Chevallier, Marion L., Della-Negra, Oriane, Chaussonnerie, Sébastien, Barbance, Agnès, Muselet, Delphine, Lagarde, Florian, Darii, Ekaterina, Ugarte, Edgardo, Lescop, Ewen, Fonknechten, Nuria, Weissenbach, Jean, Woignier, Thierry, Gallard, Jean-François, Vuilleumier, Stéphane, Imfeld, Gwenaël, Le Paslier, Denis, Saaidi, Pierre-Loïc
Environmental science & technology 2019 v.53 no.11 pp. 6133-6143
aquatic ecosystems, biodegradation, chlordecone, gas chromatography-mass spectrometry, human health, liquids, nuclear magnetic resonance spectroscopy, rivers, sediments, soil, soil pollution, Martinique
Production and use of the insecticide chlordecone has caused long-term environmental pollution in the James River area and the French West Indies (FWI) that has resulted in acute human-health problems and a social crisis.
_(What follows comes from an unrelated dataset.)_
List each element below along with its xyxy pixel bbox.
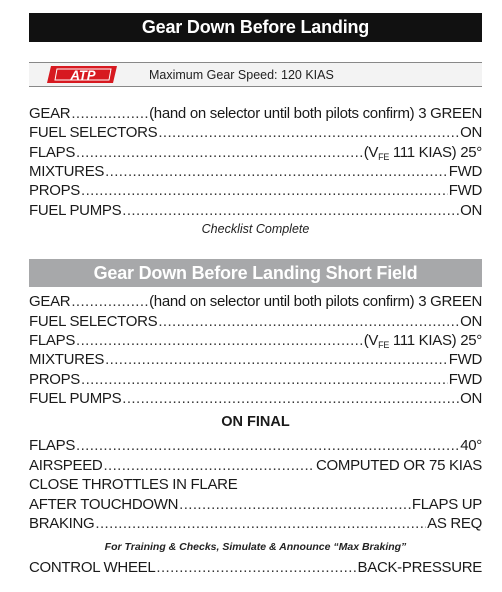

High levels of chlordecone in FWI soils, even after its ban decades ago, and the absence of detection of transformation products (TPs), have suggested that chlordecone is virtually nonbiodegradable in the environment. Here, we investigated laboratory biodegradation, consisting of bacterial liquid cultures and microcosms inoculated with FWI soils, using a dual nontargeted GC-MS and LC-HRMS approach. In addition to previously reported, partly characterized hydrochlordecones and polychloroindenes (families A and B), we discovered 14 new chlordecone TPs, assigned to four families (B, C, D, and E). Organic synthesis and NMR analyses allowed us to achieve the complete structural elucidation of 19 TPs. Members of TP families A, B, C, and E were detected in soil, sediment, and water samples from Martinique and include 17 TPs not initially found in commercial chlordecone formulations. 2,4,5,6,7-Pentachloroindene was the most prominent TP, with levels similar to those of chlordecone. Overall, our results clearly show that chlordecone pollution extends beyond the parent chlordecone molecule and includes a considerable number of previously undetected TPs. Structural diversity of the identified TPs illustrates the complexity of chlordecone degradation in the environment and raises the possibility of extensive worldwide pollution of soil and aquatic ecosystems by chlordecone TPs.